7. Jak przytoczenie w modlitwie uczniów dwóch wierszy z Psalmu 2 potwierdza fakt, że Jehowa śmiał się wtedy z przeciwstawiania się Chrystusowi i jego naśladowcom?
7 Skoro chrześcijańscy uczniowie z pierwszego stulecia n.e. wykazywali taką odwagę, Bóg Wszechmocny mógł się pogardliwie śmiać z prób przeciwstawienia się Jego Mesjaszowi i wiernym naśladowcom tegoż Mesjasza. Bóg się naprawdę śmiał, gdyż w Psalmie drugim, z którego ci uczniowie zacytowali urywek w przytoczonej powyżej modlitwie do Boga, wyraźnie przepowiedziano, że Wszechmocny będzie się śmiał. Uczniowie w swej modlitwie powołali się na spełnienie dwóch pierwszych wierszy tego natchnionego psalmu, który ułożył Dawid, król starożytnego Jeruzalem, ale tak samo musiały się wtedy spełnić również następne wiersze owego psalmu. Jest tam otwarcie mowa o śmiechu, gdyż wiersze od drugiego do szóstego brzmią w Psalmie 2: „Schodzą się królowie ziemscy, a książęta radzą społem przeciwko Panu [w tekście orygin.: Jehowie] i przeciw pomazańcowi jego, mówiąc: Potargajmy związki ich, a odrzućmy od siebie powrozy ich. Ale ten, który mieszka w niebie, śmieje się; Pan szydzi z nich. Tedy będzie mówił do nich w popędliwości swojej, a w gniewie swoim przestraszy ich, mówiąc: Jam postanowił króla mojego nad Syjonem, górą świętą moją.”
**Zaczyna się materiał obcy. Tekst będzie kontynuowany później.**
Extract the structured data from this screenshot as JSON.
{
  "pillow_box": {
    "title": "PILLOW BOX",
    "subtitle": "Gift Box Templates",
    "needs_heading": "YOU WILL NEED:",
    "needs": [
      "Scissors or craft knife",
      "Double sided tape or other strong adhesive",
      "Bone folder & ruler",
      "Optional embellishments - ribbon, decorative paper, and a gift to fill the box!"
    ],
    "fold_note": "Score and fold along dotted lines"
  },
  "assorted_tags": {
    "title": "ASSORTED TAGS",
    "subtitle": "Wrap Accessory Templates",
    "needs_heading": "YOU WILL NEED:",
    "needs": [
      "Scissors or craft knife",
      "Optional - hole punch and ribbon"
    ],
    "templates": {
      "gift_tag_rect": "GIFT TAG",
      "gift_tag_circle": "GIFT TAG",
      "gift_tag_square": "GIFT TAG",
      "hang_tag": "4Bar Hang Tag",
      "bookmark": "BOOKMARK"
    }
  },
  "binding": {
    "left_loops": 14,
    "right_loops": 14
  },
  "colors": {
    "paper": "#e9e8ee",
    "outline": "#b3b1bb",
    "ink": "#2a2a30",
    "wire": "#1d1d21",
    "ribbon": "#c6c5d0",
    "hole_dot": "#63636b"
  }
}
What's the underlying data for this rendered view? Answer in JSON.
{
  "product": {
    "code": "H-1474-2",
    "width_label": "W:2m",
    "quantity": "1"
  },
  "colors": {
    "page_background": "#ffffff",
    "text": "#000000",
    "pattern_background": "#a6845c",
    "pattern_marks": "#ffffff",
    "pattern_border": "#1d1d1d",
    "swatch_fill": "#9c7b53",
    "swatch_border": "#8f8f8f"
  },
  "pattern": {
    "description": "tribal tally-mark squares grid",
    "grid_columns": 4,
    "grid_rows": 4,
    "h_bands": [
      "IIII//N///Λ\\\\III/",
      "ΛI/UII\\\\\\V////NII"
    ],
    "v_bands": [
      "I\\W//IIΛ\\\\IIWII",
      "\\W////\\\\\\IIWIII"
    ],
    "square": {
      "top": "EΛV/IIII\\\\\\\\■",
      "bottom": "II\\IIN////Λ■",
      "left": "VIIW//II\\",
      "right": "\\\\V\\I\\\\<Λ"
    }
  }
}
8. (a) Dlaczego Jehowa słusznie mógł się śmiać z przeciwników? (b) Z jakim skutkiem Jehowa przemówił w popędliwości do Heroda, Piłata oraz Izraelitów?
8 Żadne wyskoki polityków i przywódców religijnych na ziemi nie były w stanie zmienić zaistniałej sytuacji. Zwalczanie i prześladowanie naśladowców Mesjasza nie mogło wpłynąć na Boskie postanowienie wszechmocnego Jehowy. Wbrew wszelkim tego rodzaju poczynaniom osadził On zmartwychwstałego Mesjasza po swej prawicy w niebie, na niebiańskiej górze Syjon, czyli na wzniosłym tronie władzy. Miał podstawy, żeby z pogardą wyśmiać swych ziemskich przeciwników. Miał powód, aby gniewać się na nich i przemawiać do nich w popędliwości. Po latach Herod Antypas, który rozkazał był zamordować Jana Chrzciciela i który osobiście szydził z Jezusa Chrystusa, został przez Rzymian skazany na wygnanie do odległej prowincji Galii, a jego bratanek, Herod Agrypa, uległ atakowi złośliwej choroby, po czym zmarł roztoczony przez robactwo. (Dzieje 12:1-23) Według doniesień historii świeckiej również Poncjusz Piłat popadł z czasem w niełaskę u władz naczelnych cesarstwa rzymskiego. A na naród żydowski spadło nieszczęście w roku 70 n.e., gdy Tytus, późniejszy imperator rzymski, zburzył święte miasto Jeruzalem i tamtejszą świątynię oraz spustoszył całą prowincję Judeę. Natomiast Jezus Mesjasz nieodmiennie panował z niebiańskiej góry Syjon nad swymi naśladowcami na ziemi, dodając im sił do kontynuowania dzieła głoszenia Królestwa Bożego pomimo prześladowań ze strony Rzymian bądź Izraelitów.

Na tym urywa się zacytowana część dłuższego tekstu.